Absolutely he should, VGA to HDMI, I experience zero perceivable input delay, none. It's not a big deal? Based upon what? I have all of the hardware sitting in front of me and use it daily, it's a pretty large increase in fidelity.
This is the converter I use, now it may look like a cheap piece of shit but it accomplishes its task beautifully.
http://www.amazon.com/Vktech-Lenkeng-LKV352A-Converter-Processing/dp/B00FXLZVMI
I base that upon the fact that I'm in the process of designing a video processor with a team as the scaling logic designer. I'm familiar with the algorithms used and the drawbacks.
Scaling from 480p to native is done pretty much the same whether your video processor does it or the TV. In most cases I've tested the TV has a good enough internal scaler, with monitors though it is needed to scale it as close to native as possible externally because their internal scalers aren't good. If your TV has a crappy scaler (which somehow I doubt given that you have a good gaming setup) then by all means use an external device. Perhaps you're noticing other benefits (better internal processing on your TVs HDMI input vs it's VGA). On my XRGB-mini (one of best scalers on market) the difference between it's 480p output and 720p output is minimal, even on SNES games where it should be most noticeable.

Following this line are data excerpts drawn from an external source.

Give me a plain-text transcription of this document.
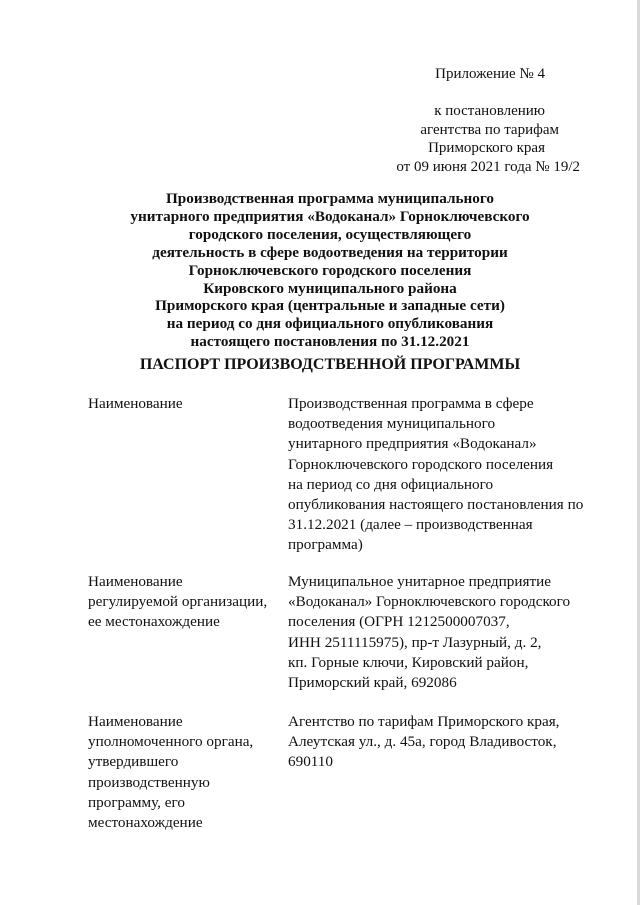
Приложение № 4
к постановлению
агентства по тарифам
Приморского края
от 09 июня 2021 года № 19/2
Производственная программа муниципального
унитарного предприятия «Водоканал» Горноключевского
городского поселения, осуществляющего
деятельность в сфере водоотведения на территории
Горноключевского городского поселения
Кировского муниципального района
Приморского края (центральные и западные сети)
на период со дня официального опубликования
настоящего постановления по 31.12.2021
ПАСПОРТ ПРОИЗВОДСТВЕННОЙ ПРОГРАММЫ
Наименование	Производственная программа в сфере
водоотведения муниципального
унитарного предприятия «Водоканал»
Горноключевского городского поселения
на период со дня официального
опубликования настоящего постановления по
31.12.2021 (далее – производственная
программа)
Наименование
регулируемой организации,
ее местонахождение
Муниципальное унитарное предприятие
«Водоканал» Горноключевского городского
поселения (ОГРН 1212500007037,
ИНН 2511115975), пр-т Лазурный, д. 2,
кп. Горные ключи, Кировский район,
Приморский край, 692086
Наименование
уполномоченного органа,
утвердившего
производственную
программу, его
местонахождение
Агентство по тарифам Приморского края,
Алеутская ул., д. 45а, город Владивосток,
690110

It's generally agreed that 480p sources in most cases are often fine with no external processors. You really want processors for 240p sources and even then it's not the scaling that's the biggest benefit, it's the lack of deinterlacing (most TVs treat 240p as 480i and deinterlace).
I might buy the scaler you linked to compare against my XRGB, that might give me a better window into your viewpoint.